Il tempo scorre lento.

Si apre la porta.

Questa volta Blue è quasi convinto che non è la stessa dalla quale è entrato Es. O forse sì. Poi, cosa importa? Dopo tutto si è alzato e si sono riseduti in due. E poi il tavolo è quadrato. Quindi…

«Blue!».

Es è in piedi da un pezzo e sta accogliendo Biaco «Buon giorno sognatore!».

L’ultimo arrivato è abbronzantissimo, gli ricorda quella volta che si era presentato a scuola dandola a bere a tutti, tranne che ai soliti tre, che si era fatto la settimana bianca ad Aspen. Mentre, in realtà, s’era comprato uno di quei lettini con le lampade ai raggi UV.

«Il lettino solare funziona ancora, eh?». Prorompe Es «...è ora che ci facciamo un giretto anche io e Blue!».

«Blue non ha mai voluto provarlo, neanche con la forza, vi ricordate?».

Biaco si gira verso Blue «Allora pelandrone vieni a salutarmi o ti pesa il culo?».

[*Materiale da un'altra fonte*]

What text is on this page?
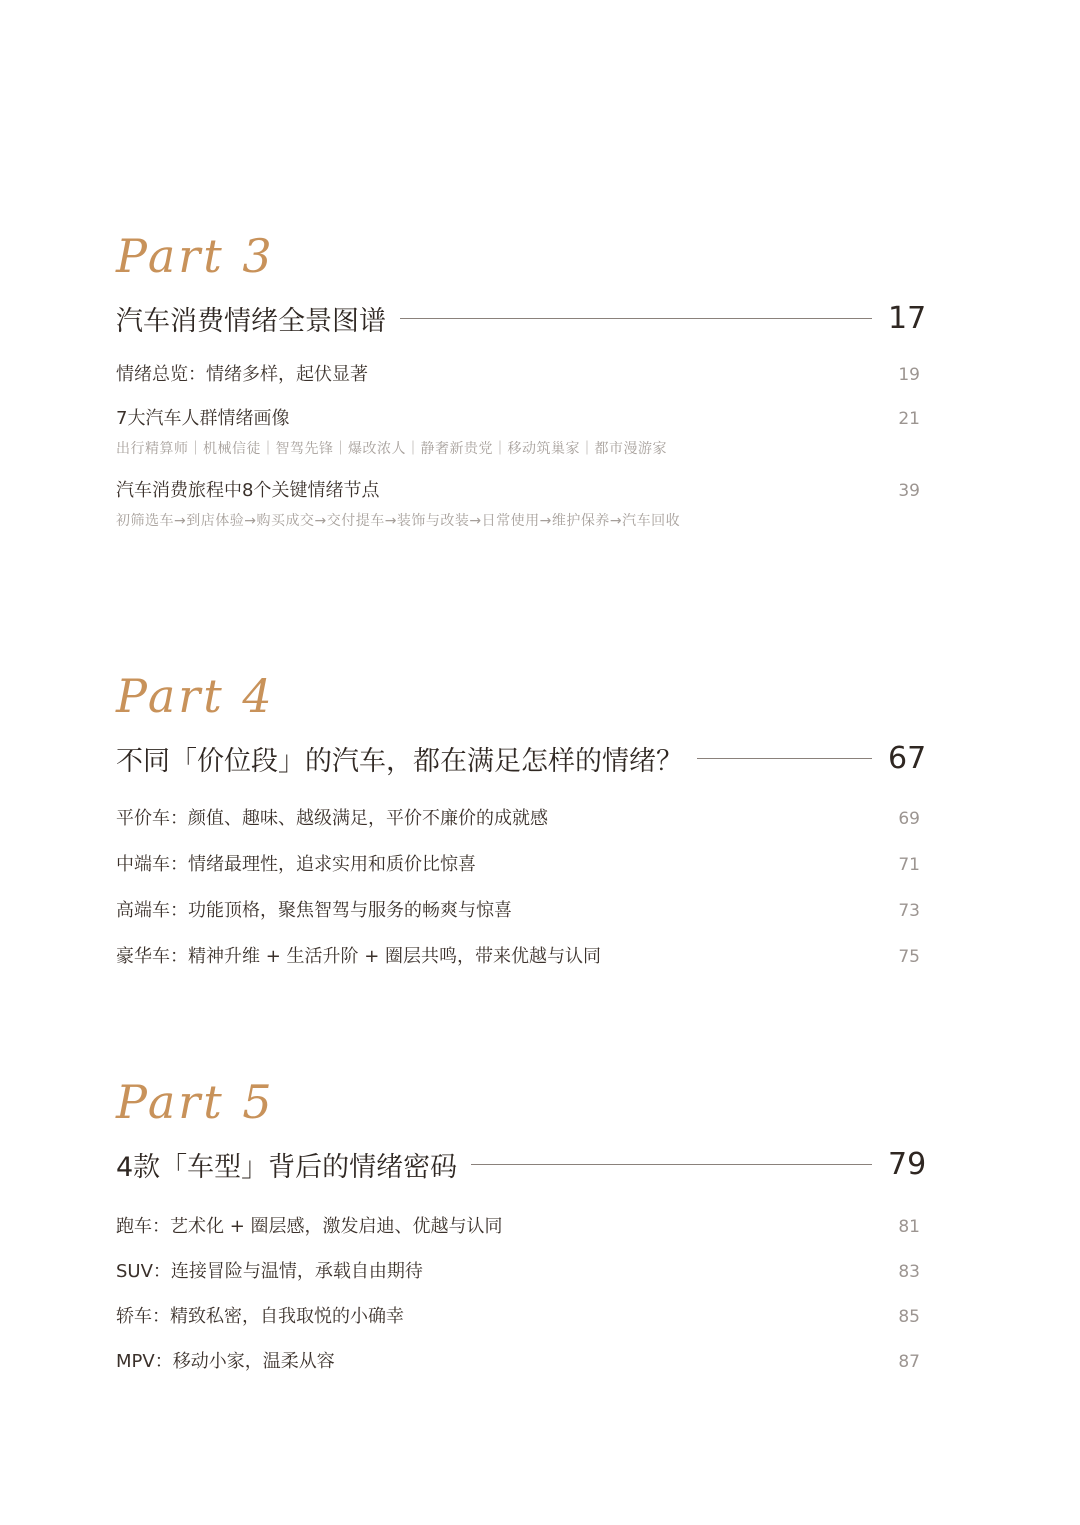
Part 3
汽车消费情绪全景图谱	17
情绪总览：情绪多样，起伏显著	19
7大汽车人群情绪画像	21
出行精算师｜机械信徒｜智驾先锋｜爆改浓人｜静奢新贵党｜移动筑巢家｜都市漫游家
汽车消费旅程中8个关键情绪节点	39
初筛选车→到店体验→购买成交→交付提车→装饰与改装→日常使用→维护保养→汽车回收
Part 4
不同「价位段」的汽车，都在满足怎样的情绪？	67
平价车：颜值、趣味、越级满足，平价不廉价的成就感	69
中端车：情绪最理性，追求实用和质价比惊喜	71
高端车：功能顶格，聚焦智驾与服务的畅爽与惊喜	73
豪华车：精神升维 + 生活升阶 + 圈层共鸣，带来优越与认同	75
Part 5
4款「车型」背后的情绪密码	79
跑车：艺术化 + 圈层感，激发启迪、优越与认同	81
SUV：连接冒险与温情，承载自由期待	83
轿车：精致私密，自我取悦的小确幸	85
MPV：移动小家，温柔从容	87
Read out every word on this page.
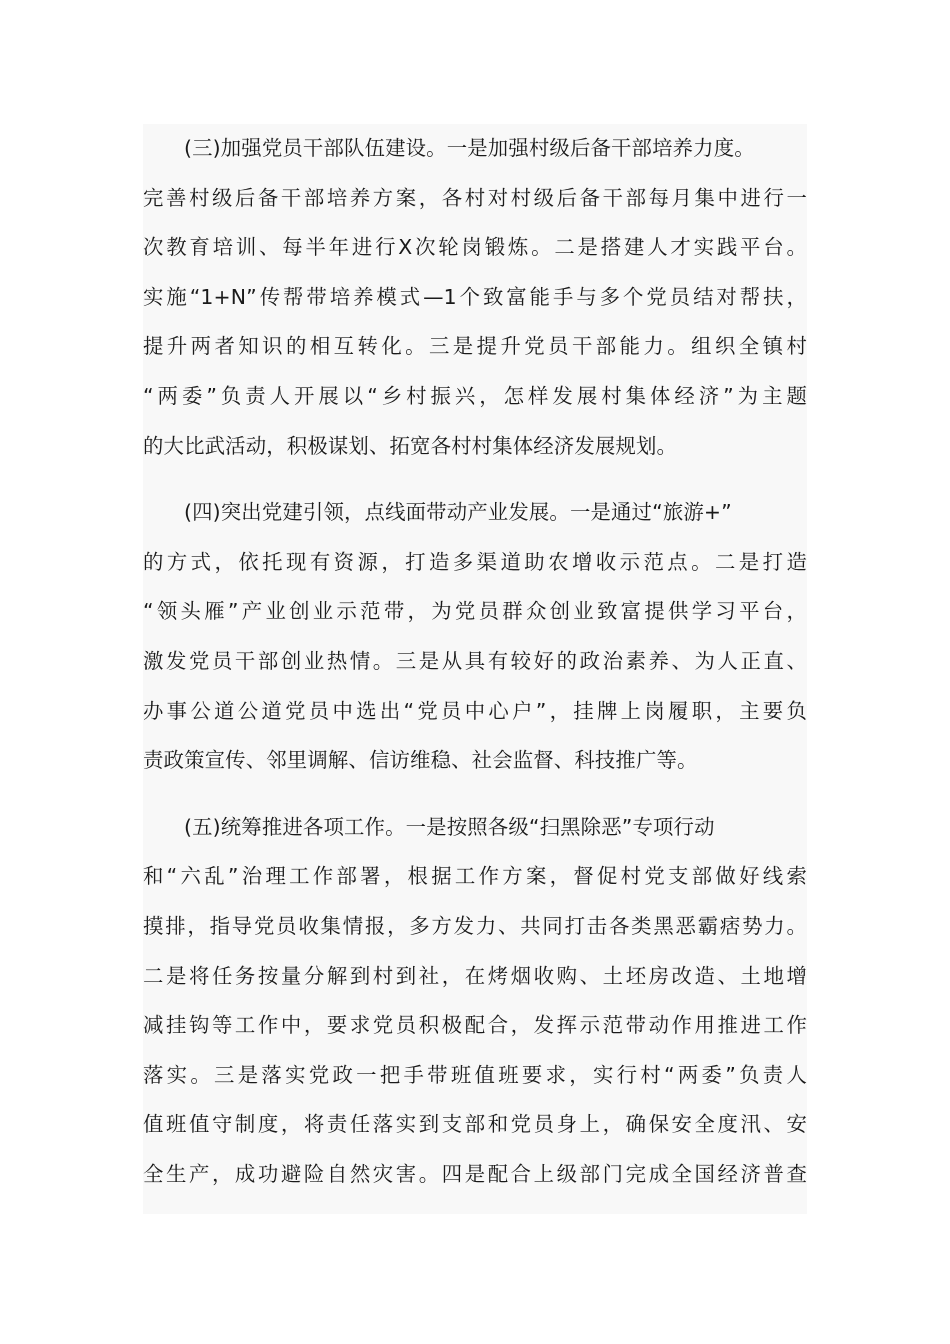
(三)加强党员干部队伍建设。一是加强村级后备干部培养力度。
完善村级后备干部培养方案，各村对村级后备干部每月集中进行一
次教育培训、每半年进行X次轮岗锻炼。二是搭建人才实践平台。
实施“1+N”传帮带培养模式—1个致富能手与多个党员结对帮扶，
提升两者知识的相互转化。三是提升党员干部能力。组织全镇村
“两委”负责人开展以“乡村振兴，怎样发展村集体经济”为主题
的大比武活动，积极谋划、拓宽各村村集体经济发展规划。
(四)突出党建引领，点线面带动产业发展。一是通过“旅游+”
的方式，依托现有资源，打造多渠道助农增收示范点。二是打造
“领头雁”产业创业示范带，为党员群众创业致富提供学习平台，
激发党员干部创业热情。三是从具有较好的政治素养、为人正直、
办事公道公道党员中选出“党员中心户”，挂牌上岗履职，主要负
责政策宣传、邻里调解、信访维稳、社会监督、科技推广等。
(五)统筹推进各项工作。一是按照各级“扫黑除恶”专项行动
和“六乱”治理工作部署，根据工作方案，督促村党支部做好线索
摸排，指导党员收集情报，多方发力、共同打击各类黑恶霸痞势力。
二是将任务按量分解到村到社，在烤烟收购、土坯房改造、土地增
减挂钩等工作中，要求党员积极配合，发挥示范带动作用推进工作
落实。三是落实党政一把手带班值班要求，实行村“两委”负责人
值班值守制度，将责任落实到支部和党员身上，确保安全度汛、安
全生产，成功避险自然灾害。四是配合上级部门完成全国经济普查
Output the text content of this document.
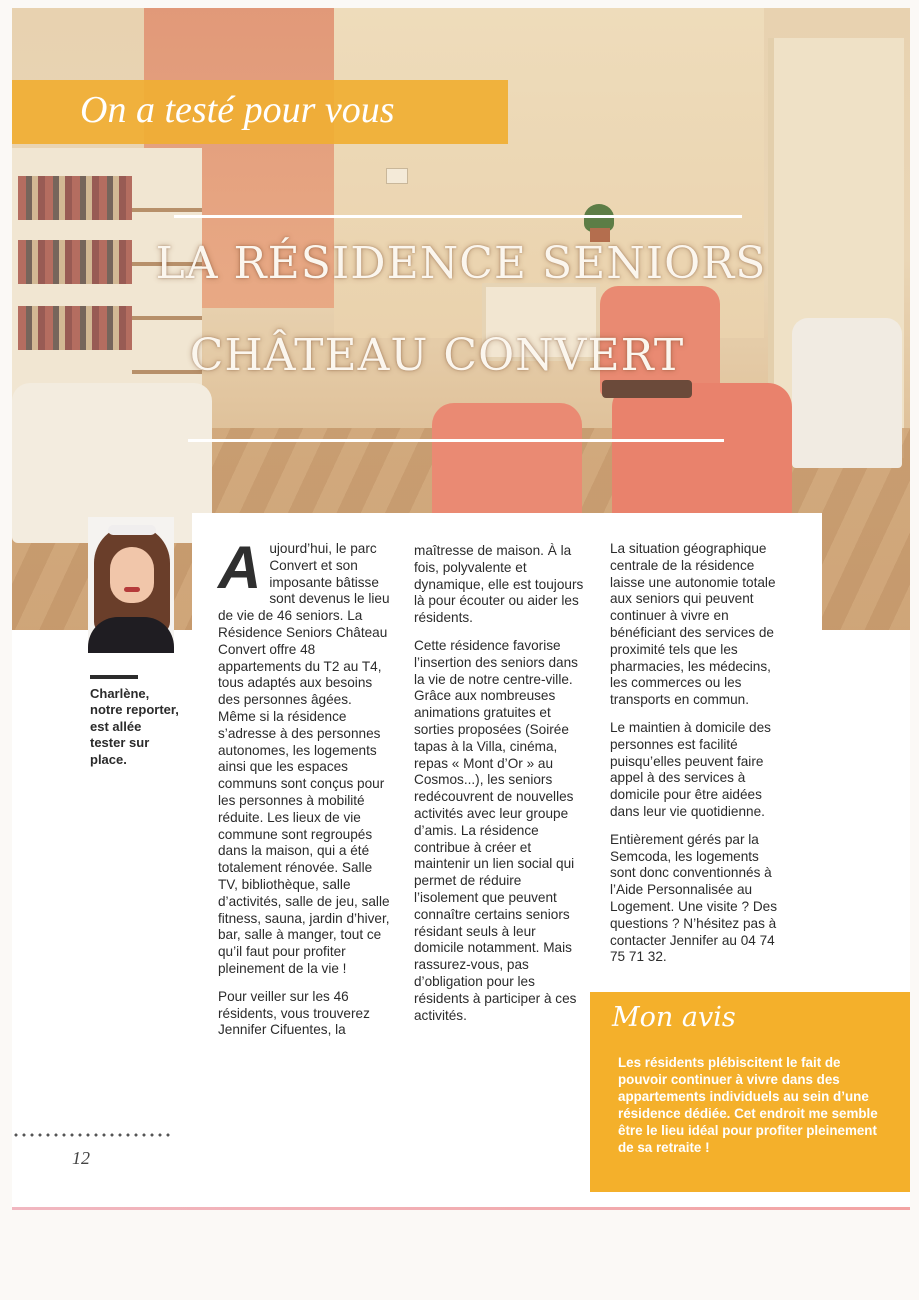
On a testé pour vous
LA RÉSIDENCE SENIORS
CHÂTEAU CONVERT
Charlène, notre reporter, est allée tester sur place.

Aujourd’hui, le parc Convert et son imposante bâtisse sont devenus le lieu de vie de 46 seniors. La Résidence Seniors Château Convert offre 48 appartements du T2 au T4, tous adaptés aux besoins des personnes âgées. Même si la résidence s’adresse à des personnes autonomes, les logements ainsi que les espaces communs sont conçus pour les personnes à mobilité réduite. Les lieux de vie commune sont regroupés dans la maison, qui a été totalement rénovée. Salle TV, bibliothèque, salle d’activités, salle de jeu, salle fitness, sauna, jardin d’hiver, bar, salle à manger, tout ce qu’il faut pour profiter pleinement de la vie !

Pour veiller sur les 46 résidents, vous trouverez Jennifer Cifuentes, la

maîtresse de maison. À la fois, polyvalente et dynamique, elle est toujours là pour écouter ou aider les résidents.

Cette résidence favorise l’insertion des seniors dans la vie de notre centre-ville. Grâce aux nombreuses animations gratuites et sorties proposées (Soirée tapas à la Villa, cinéma, repas « Mont d’Or » au Cosmos...), les seniors redécouvrent de nouvelles activités avec leur groupe d’amis. La résidence contribue à créer et maintenir un lien social qui permet de réduire l’isolement que peuvent connaître certains seniors résidant seuls à leur domicile notamment. Mais rassurez-vous, pas d’obligation pour les résidents à participer à ces activités.

La situation géographique centrale de la résidence laisse une autonomie totale aux seniors qui peuvent continuer à vivre en bénéficiant des services de proximité tels que les pharmacies, les médecins, les commerces ou les transports en commun.

Le maintien à domicile des personnes est facilité puisqu’elles peuvent faire appel à des services à domicile pour être aidées dans leur vie quotidienne.

Entièrement gérés par la Semcoda, les logements sont donc conventionnés à l’Aide Personnalisée au Logement. Une visite ? Des questions ? N’hésitez pas à contacter Jennifer au 04 74 75 71 32.

Mon avis
Les résidents plébiscitent le fait de pouvoir continuer à vivre dans des appartements individuels au sein d’une résidence dédiée. Cet endroit me semble être le lieu idéal pour profiter pleinement de sa retraite !
12
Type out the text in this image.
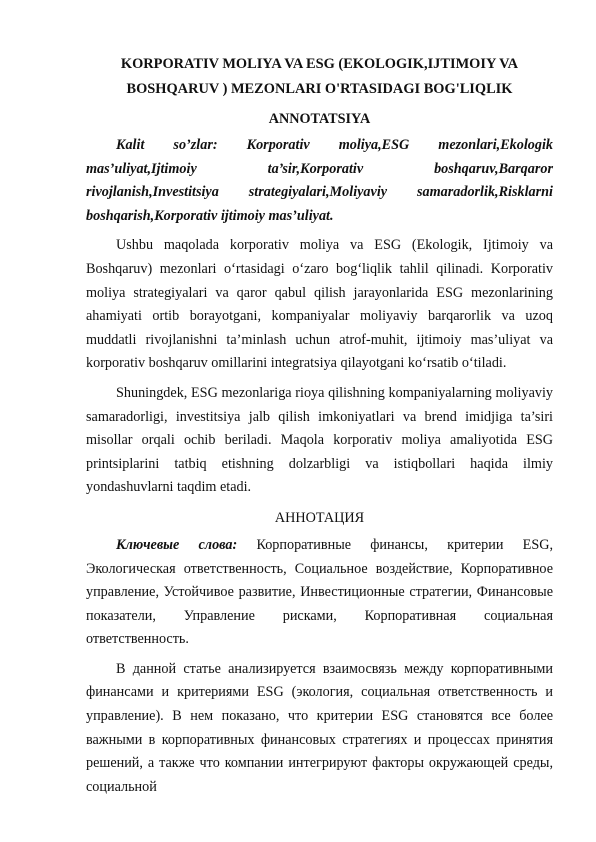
KORPORATIV MOLIYA VA ESG (EKOLOGIK,IJTIMOIY VA
BOSHQARUV ) MEZONLARI O'RTASIDAGI BOG'LIQLIK
ANNOTATSIYA

Kalit so’zlar: Korporativ moliya,ESG mezonlari,Ekologik mas’uliyat,Ijtimoiy ta’sir,Korporativ boshqaruv,Barqaror rivojlanish,Investitsiya strategiyalari,Moliyaviy samaradorlik,Risklarni boshqarish,Korporativ ijtimoiy mas’uliyat.

Ushbu maqolada korporativ moliya va ESG (Ekologik, Ijtimoiy va Boshqaruv) mezonlari o‘rtasidagi o‘zaro bog‘liqlik tahlil qilinadi. Korporativ moliya strategiyalari va qaror qabul qilish jarayonlarida ESG mezonlarining ahamiyati ortib borayotgani, kompaniyalar moliyaviy barqarorlik va uzoq muddatli rivojlanishni ta’minlash uchun atrof-muhit, ijtimoiy mas’uliyat va korporativ boshqaruv omillarini integratsiya qilayotgani ko‘rsatib o‘tiladi.

Shuningdek, ESG mezonlariga rioya qilishning kompaniyalarning moliyaviy samaradorligi, investitsiya jalb qilish imkoniyatlari va brend imidjiga ta’siri misollar orqali ochib beriladi. Maqola korporativ moliya amaliyotida ESG printsiplarini tatbiq etishning dolzarbligi va istiqbollari haqida ilmiy yondashuvlarni taqdim etadi.

АННОТАЦИЯ

Ключевые слова: Корпоративные финансы, критерии ESG, Экологическая ответственность, Социальное воздействие, Корпоративное управление, Устойчивое развитие, Инвестиционные стратегии, Финансовые показатели, Управление рисками, Корпоративная социальная ответственность.

В данной статье анализируется взаимосвязь между корпоративными финансами и критериями ESG (экология, социальная ответственность и управление). В нем показано, что критерии ESG становятся все более важными в корпоративных финансовых стратегиях и процессах принятия решений, а также что компании интегрируют факторы окружающей среды, социальной
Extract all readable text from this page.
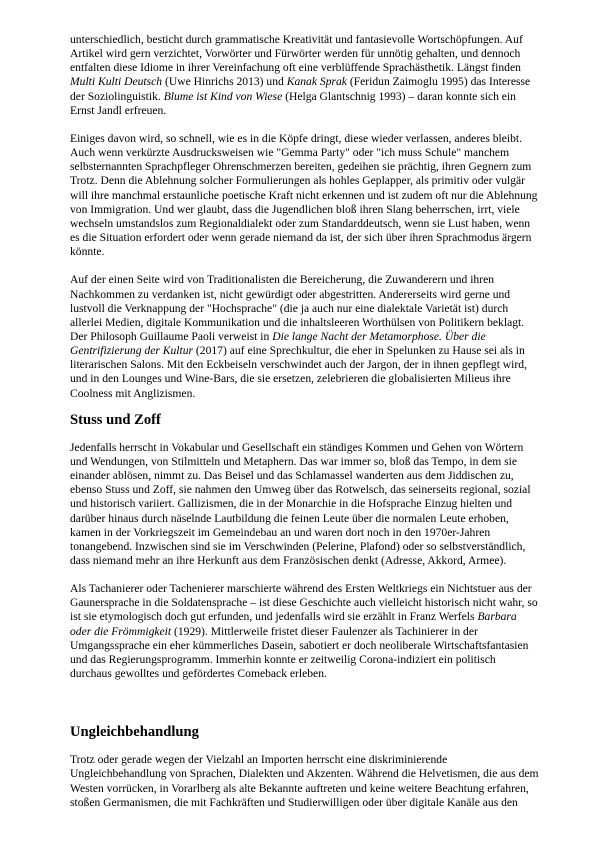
unterschiedlich, besticht durch grammatische Kreativität und fantasievolle Wortschöpfungen. Auf Artikel wird gern verzichtet, Vorwörter und Fürwörter werden für unnötig gehalten, und dennoch entfalten diese Idiome in ihrer Vereinfachung oft eine verblüffende Sprachästhetik. Längst finden Multi Kulti Deutsch (Uwe Hinrichs 2013) und Kanak Sprak (Feridun Zaimoglu 1995) das Interesse der Soziolinguistik. Blume ist Kind von Wiese (Helga Glantschnig 1993) – daran konnte sich ein Ernst Jandl erfreuen.

Einiges davon wird, so schnell, wie es in die Köpfe dringt, diese wieder verlassen, anderes bleibt. Auch wenn verkürzte Ausdrucksweisen wie "Gemma Party" oder "ich muss Schule" manchem selbsternannten Sprachpfleger Ohrenschmerzen bereiten, gedeihen sie prächtig, ihren Gegnern zum Trotz. Denn die Ablehnung solcher Formulierungen als hohles Geplapper, als primitiv oder vulgär will ihre manchmal erstaunliche poetische Kraft nicht erkennen und ist zudem oft nur die Ablehnung von Immigration. Und wer glaubt, dass die Jugendlichen bloß ihren Slang beherrschen, irrt, viele wechseln umstandslos zum Regionaldialekt oder zum Standarddeutsch, wenn sie Lust haben, wenn es die Situation erfordert oder wenn gerade niemand da ist, der sich über ihren Sprachmodus ärgern könnte.

Auf der einen Seite wird von Traditionalisten die Bereicherung, die Zuwanderern und ihren Nachkommen zu verdanken ist, nicht gewürdigt oder abgestritten. Andererseits wird gerne und lustvoll die Verknappung der "Hochsprache" (die ja auch nur eine dialektale Varietät ist) durch allerlei Medien, digitale Kommunikation und die inhaltsleeren Worthülsen von Politikern beklagt. Der Philosoph Guillaume Paoli verweist in Die lange Nacht der Metamorphose. Über die Gentrifizierung der Kultur (2017) auf eine Sprechkultur, die eher in Spelunken zu Hause sei als in literarischen Salons. Mit den Eckbeiseln verschwindet auch der Jargon, der in ihnen gepflegt wird, und in den Lounges und Wine-Bars, die sie ersetzen, zelebrieren die globalisierten Milieus ihre Coolness mit Anglizismen.

Stuss und Zoff

Jedenfalls herrscht in Vokabular und Gesellschaft ein ständiges Kommen und Gehen von Wörtern und Wendungen, von Stilmitteln und Metaphern. Das war immer so, bloß das Tempo, in dem sie einander ablösen, nimmt zu. Das Beisel und das Schlamassel wanderten aus dem Jiddischen zu, ebenso Stuss und Zoff, sie nahmen den Umweg über das Rotwelsch, das seinerseits regional, sozial und historisch variiert. Gallizismen, die in der Monarchie in die Hofsprache Einzug hielten und darüber hinaus durch näselnde Lautbildung die feinen Leute über die normalen Leute erhoben, kamen in der Vorkriegszeit im Gemeindebau an und waren dort noch in den 1970er-Jahren tonangebend. Inzwischen sind sie im Verschwinden (Pelerine, Plafond) oder so selbstverständlich, dass niemand mehr an ihre Herkunft aus dem Französischen denkt (Adresse, Akkord, Armee).

Als Tachanierer oder Tachenierer marschierte während des Ersten Weltkriegs ein Nichtstuer aus der Gaunersprache in die Soldatensprache – ist diese Geschichte auch vielleicht historisch nicht wahr, so ist sie etymologisch doch gut erfunden, und jedenfalls wird sie erzählt in Franz Werfels Barbara oder die Frömmigkeit (1929). Mittlerweile fristet dieser Faulenzer als Tachinierer in der Umgangssprache ein eher kümmerliches Dasein, sabotiert er doch neoliberale Wirtschaftsfantasien und das Regierungsprogramm. Immerhin konnte er zeitweilig Corona-indiziert ein politisch durchaus gewolltes und gefördertes Comeback erleben.

Ungleichbehandlung

Trotz oder gerade wegen der Vielzahl an Importen herrscht eine diskriminierende Ungleichbehandlung von Sprachen, Dialekten und Akzenten. Während die Helvetismen, die aus dem Westen vorrücken, in Vorarlberg als alte Bekannte auftreten und keine weitere Beachtung erfahren, stoßen Germanismen, die mit Fachkräften und Studierwilligen oder über digitale Kanäle aus den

Blue si accorge di essere ancora seduto. Si alza, si avvicina all’amico, e lo abbraccia «Si parlava con Es di quanto sei sempre stato duro di testa, un po’ in tutto!».

«Lo so, lo so,». Risponde l’ultimo arrivato ammiccando «ma d’altra parte non si può essere tutti geniali come Es!».

«Che fai, sfotti?».

Si risiedono al tavolo e Biaco rimane in piedi davanti allo spigolo opposto agli amici, tra le due sedie vuote.

Blue lo distrae per un attimo «Vi ricordate quando Es spariva durante le ore di latino per giocare a carte con i bidelli?».

«Sì, e avevo comunque il voto più alto di tutta la classe!».

«Quanto ti invidiavo!».

Il nulla cala di nuovo dalle parole dell’uomo in piedi.

Tutti e tre ammutoliscono.

Blue ricomincia a dondolare catatonico sulla sedia.

Es fissa il soffitto senza profondità.

Biaco è in piedi di fronte alla scelta tra stare di fronte a Blue o ad Es. Certamente Blue è più tempo che non lo vedo, ma Es è sempre Es. E se poi si finisse per giocare a carte? Es vince sempre, certo però Blue in vena buona è in grado di imbastire giochi solidi e taglienti come le sue parole…

«Carte?». Es interrompe il silenzio «Dai siediti, che si gioca a carte». Poi rivolto al primo arrivato «Dove le tieni?».

«Ah, io non ce l’ho!».

La voce roca di Biaco risolve il problema «Le hai tu in tasca». Guardando nella direzione di Es.

«E tu come fai a saperlo?». Tastandosi le tasche.

«Le ho messe lì io il giorno che…» Biaco abbassa lo sguardo e serra la mandibola.